Lavo is the only team not to tip over and they coast to victory, and Tuku just edges out Gata to send the yellow team to tribal council. The drama is not the competition though, it’s Andy. As Gata is solidifying its loss, he lies down on the sidelines. Jeff asks him if he’s just chillin’ or if he needs medical attention. “I gave it everything I had, Jeff,” Andy says, which is not answering the question. Medical is called and they are trying to cool Andy down. He is overheated and muttering to Jeff about how he’s going to be sent home. Jeff tells him that no one has voted yet and not to give up, but Andy just moans in disbelief, convinced he’ll be the first one out.
When he’s finally up and walking and all the contestants are assembled, Jeff asks him how he’s doing. “I’m on the bottom,” he says. “I saw it when I cracked a coconut and they didn’t cheer for me. They cheered for Jon, and they don’t like me, I don’t think.” He sounds like a crazy person, but to make it even worse, he says Jon is his best friend out there, and he was going to throw him under the bus to save himself. He also says, “I’m a strategist.” Are we sure about this? What is the strategy? To slay everyone else with second-hand embarrassment so that he is the only person left? What is up with this guy? Is he Bhanu two point oh no you didn’t?
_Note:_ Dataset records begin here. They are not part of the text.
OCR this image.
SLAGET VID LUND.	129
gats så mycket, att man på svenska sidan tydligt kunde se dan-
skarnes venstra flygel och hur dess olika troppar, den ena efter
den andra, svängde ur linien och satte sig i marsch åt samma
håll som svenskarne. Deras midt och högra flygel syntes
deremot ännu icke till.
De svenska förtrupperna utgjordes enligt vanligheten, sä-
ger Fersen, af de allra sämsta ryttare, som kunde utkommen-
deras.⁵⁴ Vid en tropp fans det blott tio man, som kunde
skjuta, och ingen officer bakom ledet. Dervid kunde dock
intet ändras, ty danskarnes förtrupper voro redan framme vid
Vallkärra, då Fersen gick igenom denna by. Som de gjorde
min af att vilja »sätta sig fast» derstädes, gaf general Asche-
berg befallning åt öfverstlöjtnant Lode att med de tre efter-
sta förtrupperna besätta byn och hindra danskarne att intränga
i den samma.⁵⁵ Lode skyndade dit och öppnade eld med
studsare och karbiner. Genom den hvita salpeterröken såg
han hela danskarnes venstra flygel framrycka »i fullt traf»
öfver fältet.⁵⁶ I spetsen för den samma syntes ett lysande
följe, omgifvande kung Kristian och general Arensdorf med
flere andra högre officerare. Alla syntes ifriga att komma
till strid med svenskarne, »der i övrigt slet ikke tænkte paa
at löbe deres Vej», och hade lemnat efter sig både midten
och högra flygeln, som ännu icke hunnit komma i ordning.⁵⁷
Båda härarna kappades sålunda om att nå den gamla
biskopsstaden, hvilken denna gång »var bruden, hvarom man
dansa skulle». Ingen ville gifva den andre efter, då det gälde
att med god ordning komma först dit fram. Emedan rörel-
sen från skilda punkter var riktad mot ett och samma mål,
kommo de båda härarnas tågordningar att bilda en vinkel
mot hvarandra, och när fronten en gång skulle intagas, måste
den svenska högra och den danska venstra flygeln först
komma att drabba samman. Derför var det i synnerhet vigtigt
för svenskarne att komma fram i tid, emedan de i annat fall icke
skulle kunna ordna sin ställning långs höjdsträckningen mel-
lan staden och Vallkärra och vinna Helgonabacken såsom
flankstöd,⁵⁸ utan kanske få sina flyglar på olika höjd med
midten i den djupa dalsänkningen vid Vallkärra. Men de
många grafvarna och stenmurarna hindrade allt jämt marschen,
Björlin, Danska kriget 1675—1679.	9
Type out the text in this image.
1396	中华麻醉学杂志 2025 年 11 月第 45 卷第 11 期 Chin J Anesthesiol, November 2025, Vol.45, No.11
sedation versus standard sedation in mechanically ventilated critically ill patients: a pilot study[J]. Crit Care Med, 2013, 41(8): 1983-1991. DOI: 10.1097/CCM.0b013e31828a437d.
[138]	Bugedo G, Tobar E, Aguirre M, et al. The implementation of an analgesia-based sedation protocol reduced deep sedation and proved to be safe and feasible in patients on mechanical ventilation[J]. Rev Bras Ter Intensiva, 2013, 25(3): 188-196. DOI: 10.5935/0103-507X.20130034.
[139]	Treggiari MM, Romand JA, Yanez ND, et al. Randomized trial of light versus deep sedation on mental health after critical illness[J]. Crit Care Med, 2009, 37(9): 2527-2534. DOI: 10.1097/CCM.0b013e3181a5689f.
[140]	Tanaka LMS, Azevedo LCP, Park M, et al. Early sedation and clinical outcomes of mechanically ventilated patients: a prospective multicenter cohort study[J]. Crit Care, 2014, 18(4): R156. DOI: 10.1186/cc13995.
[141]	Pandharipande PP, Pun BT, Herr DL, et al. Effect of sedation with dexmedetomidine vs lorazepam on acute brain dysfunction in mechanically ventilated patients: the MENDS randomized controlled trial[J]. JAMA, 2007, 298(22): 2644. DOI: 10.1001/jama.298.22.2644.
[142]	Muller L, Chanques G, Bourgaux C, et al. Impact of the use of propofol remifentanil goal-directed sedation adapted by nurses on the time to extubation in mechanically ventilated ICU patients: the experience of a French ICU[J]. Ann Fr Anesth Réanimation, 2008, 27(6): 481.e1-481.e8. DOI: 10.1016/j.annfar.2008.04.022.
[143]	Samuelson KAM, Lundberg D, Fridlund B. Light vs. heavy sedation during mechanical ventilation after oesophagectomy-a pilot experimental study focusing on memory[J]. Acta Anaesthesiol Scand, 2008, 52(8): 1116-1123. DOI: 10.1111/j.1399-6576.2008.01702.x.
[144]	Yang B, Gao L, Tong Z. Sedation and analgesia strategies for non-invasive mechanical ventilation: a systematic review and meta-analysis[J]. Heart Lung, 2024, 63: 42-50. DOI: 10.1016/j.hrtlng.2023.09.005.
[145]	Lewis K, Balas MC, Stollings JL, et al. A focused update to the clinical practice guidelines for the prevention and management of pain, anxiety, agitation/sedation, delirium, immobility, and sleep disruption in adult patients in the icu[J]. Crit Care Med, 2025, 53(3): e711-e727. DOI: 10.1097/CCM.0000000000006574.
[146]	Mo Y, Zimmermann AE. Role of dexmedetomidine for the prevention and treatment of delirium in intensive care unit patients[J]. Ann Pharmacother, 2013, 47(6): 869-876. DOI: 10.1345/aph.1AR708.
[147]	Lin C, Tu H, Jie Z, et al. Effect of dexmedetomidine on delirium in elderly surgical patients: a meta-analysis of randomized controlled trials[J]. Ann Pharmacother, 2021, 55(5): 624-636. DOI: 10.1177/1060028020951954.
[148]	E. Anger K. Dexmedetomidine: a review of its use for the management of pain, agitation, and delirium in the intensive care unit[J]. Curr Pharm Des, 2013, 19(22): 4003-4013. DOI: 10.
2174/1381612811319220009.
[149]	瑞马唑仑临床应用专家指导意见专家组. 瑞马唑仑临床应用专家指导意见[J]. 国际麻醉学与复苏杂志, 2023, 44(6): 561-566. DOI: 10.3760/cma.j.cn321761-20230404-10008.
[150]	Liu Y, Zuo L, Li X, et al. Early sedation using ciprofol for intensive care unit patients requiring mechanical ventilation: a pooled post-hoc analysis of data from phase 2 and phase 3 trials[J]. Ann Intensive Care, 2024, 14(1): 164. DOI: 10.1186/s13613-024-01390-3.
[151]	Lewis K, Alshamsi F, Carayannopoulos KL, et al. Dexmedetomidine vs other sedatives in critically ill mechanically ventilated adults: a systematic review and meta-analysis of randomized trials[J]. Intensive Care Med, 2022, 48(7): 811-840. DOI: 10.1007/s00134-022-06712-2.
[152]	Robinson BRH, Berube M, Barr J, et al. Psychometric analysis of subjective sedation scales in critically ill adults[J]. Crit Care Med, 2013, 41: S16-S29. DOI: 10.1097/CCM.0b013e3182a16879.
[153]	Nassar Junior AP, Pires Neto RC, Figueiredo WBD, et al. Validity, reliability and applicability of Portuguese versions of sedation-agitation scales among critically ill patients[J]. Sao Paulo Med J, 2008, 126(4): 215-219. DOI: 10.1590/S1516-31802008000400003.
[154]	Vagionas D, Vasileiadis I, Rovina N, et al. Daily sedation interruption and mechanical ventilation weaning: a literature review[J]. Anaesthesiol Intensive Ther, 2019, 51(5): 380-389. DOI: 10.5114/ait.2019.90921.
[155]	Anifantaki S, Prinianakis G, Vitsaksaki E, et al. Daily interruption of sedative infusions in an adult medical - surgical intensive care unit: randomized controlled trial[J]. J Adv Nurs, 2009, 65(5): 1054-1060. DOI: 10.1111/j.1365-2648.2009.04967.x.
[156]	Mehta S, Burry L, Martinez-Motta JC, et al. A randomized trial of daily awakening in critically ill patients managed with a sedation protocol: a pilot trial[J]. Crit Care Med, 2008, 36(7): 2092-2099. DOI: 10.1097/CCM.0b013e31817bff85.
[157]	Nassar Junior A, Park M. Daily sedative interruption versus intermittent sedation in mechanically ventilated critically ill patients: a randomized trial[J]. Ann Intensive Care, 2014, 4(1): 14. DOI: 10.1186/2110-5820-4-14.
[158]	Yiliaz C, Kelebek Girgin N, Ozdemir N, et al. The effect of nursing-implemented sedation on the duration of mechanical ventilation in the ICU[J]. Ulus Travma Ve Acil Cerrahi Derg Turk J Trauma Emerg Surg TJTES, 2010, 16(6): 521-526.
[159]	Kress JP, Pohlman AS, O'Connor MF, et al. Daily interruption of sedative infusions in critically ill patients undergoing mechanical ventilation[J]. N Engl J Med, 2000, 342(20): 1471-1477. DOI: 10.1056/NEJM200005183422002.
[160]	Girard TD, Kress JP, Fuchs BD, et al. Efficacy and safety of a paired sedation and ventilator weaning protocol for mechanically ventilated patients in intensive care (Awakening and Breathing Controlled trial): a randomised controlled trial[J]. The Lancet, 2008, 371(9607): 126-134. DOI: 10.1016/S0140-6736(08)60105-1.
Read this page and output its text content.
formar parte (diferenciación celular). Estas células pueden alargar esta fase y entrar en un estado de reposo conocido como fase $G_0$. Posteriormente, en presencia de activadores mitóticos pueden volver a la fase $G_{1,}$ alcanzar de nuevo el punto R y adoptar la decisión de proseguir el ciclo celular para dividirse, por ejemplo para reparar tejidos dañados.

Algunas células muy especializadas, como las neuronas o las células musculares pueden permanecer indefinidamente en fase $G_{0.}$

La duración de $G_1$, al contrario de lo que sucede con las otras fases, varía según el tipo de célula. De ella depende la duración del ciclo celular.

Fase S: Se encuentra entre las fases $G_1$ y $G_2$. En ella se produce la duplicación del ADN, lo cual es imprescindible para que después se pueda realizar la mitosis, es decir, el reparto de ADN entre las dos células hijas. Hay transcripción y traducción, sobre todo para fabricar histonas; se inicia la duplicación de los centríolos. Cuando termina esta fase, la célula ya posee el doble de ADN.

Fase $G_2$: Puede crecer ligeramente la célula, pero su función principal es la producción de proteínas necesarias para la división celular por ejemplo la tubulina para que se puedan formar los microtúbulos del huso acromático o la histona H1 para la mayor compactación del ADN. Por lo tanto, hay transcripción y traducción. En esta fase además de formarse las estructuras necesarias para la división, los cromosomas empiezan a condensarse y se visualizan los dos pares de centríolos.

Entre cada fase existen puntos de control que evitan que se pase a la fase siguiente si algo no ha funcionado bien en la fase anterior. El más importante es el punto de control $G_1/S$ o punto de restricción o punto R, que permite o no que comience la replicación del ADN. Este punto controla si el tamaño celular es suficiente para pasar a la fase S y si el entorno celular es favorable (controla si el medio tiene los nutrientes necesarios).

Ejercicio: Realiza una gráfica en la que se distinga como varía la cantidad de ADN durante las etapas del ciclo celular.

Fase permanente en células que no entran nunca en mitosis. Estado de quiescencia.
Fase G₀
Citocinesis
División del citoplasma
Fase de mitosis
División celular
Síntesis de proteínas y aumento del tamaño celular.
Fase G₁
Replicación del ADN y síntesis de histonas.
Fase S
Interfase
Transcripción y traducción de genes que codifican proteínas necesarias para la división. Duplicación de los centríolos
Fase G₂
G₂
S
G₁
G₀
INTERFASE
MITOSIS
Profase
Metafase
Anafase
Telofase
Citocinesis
The Jon we’re talking about is Jon Lovett, the gay speechwriter turned host of Pod Save America. He’s the most famous person on the show since Mike White and also the most famous person to get voted out first. Back at camp after the challenge, everyone is like, “Uhhhhh, we gotta vote Andy, right? He’s insane.” But then they decide that they need to keep some strength in the challenges and that Jon isn’t bringing that.
When Sandra Diaz-Twine was on Australian Survivor she said that the immunity challenges at the group stage of the game don’t matter and she is the queen for a reason. Whether or not one tribe wins over another is often down to dumb luck so you should always keep the players that are good for your game not those good for the challenges. Kenzie was on a losing team all of last year and she went on to win the whole damn thing. This was a stupid move because Jon, while not strong, could have been a good ally. He seemed smart, good with people, and possibly able to convince others to do what he wants. Instead, they kept Andy, who can’t be trusted to put on a pair of elastic-waisted pants correctly. They can’t play with this guy who would give them up as soon as there’s a tribe swap, might give all their secrets away on a journey, or otherwise blow up their game with his erratic behavior. If this game is about building a community, as Jeff repeatedly told us, it looks like Gata is going to be a community of morons.